Дальше следовало пройти метров пятнадцать, потом на руках перелезть через край крыши профилактория — и все, цель достигнута. Самое удивительное, что за все время пользования «промежностью» никто оттуда не грохнулся, хотя люди посещали ее иногда в не совсем трезвом состоянии.
Редкие студенты (в основном девчонки) действительно учились на «промежности». Мы же выдерживали от силы полчаса и засыпали под жарким уральским солнцем или играли в карты; порой учебники так и оставались лежать в пакете, как бы успокаивая нашу совесть.
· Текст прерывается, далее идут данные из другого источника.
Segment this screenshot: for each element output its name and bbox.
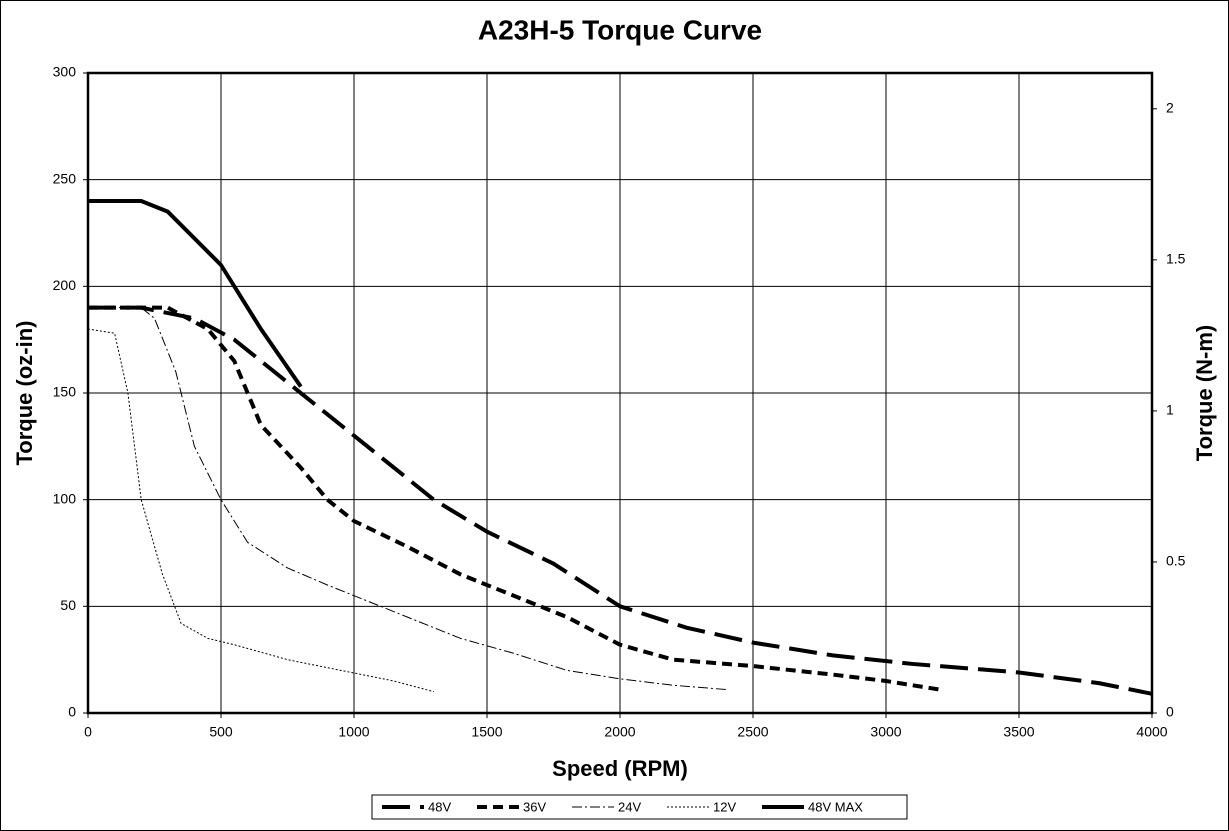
y2-tick-label: 0.5 [1166,553,1186,569]
y2-tick-label: 1.5 [1166,251,1186,267]
chart-title: A23H-5 Torque Curve [478,14,762,45]
y2-tick-label: 1 [1166,402,1174,418]
y2-tick-label: 0 [1166,704,1174,720]
y-tick-label: 50 [60,597,76,613]
series-line [87,328,434,693]
x-tick-label: 0 [84,724,92,740]
x-tick-label: 2000 [604,724,635,740]
y-tick-label: 200 [53,277,77,293]
legend-label: 24V [618,799,641,814]
y-tick-label: 300 [53,64,77,80]
x-tick-label: 500 [209,724,233,740]
plot-border [86,71,1154,715]
y2-tick-label: 2 [1166,100,1174,116]
y-tick-label: 150 [53,384,77,400]
x-tick-label: 3000 [870,724,901,740]
y2-axis-label: Torque (N-m) [1192,325,1217,461]
series-line [88,307,727,691]
legend-label: 48V [428,799,451,814]
x-tick-label: 3500 [1003,724,1034,740]
y-tick-label: 100 [53,490,77,506]
y-tick-label: 250 [53,170,77,186]
x-tick-label: 4000 [1136,724,1167,740]
series-line [88,305,1153,696]
legend: 48V 36V 24V 12V 48V MAX [371,794,908,820]
legend-box [371,794,908,820]
y-tick-label: 0 [68,704,76,720]
x-axis-label: Speed (RPM) [552,756,688,781]
x-tick-label: 1500 [471,724,502,740]
x-tick-label: 2500 [737,724,768,740]
legend-label: 36V [523,799,546,814]
legend-label: 12V [713,799,736,814]
series-line [88,199,303,388]
y-axis-label: Torque (oz-in) [12,321,37,466]
legend-label: 48V MAX [808,799,863,814]
x-tick-label: 1000 [338,724,369,740]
Помните, я вам рассказывал о том, что в омской общаге душ находился на первом этаже? Здесь было еще веселее: душ располагался в подвале, и студентам приходилось ходить через все общежитие, спускаться в подвал, довольно долго идти в темноте среди каких-то труб, и только преодолев все препятствия, удавалось попасть в душ и помыться. Летом горячую воду отключали, и мы мылись ледяной, так как в подвале трубы не нагревались. Каким-то эмпирическим путем кто-то обнаружил, что во время мытья холодной водой становится немного теплее, если при этом орать что есть мочи. Так мы и делали, и люди, проходящие мимо общежития, особенно по вечерам, думаю, очень пугались, слыша дикие мужские крики из подвала».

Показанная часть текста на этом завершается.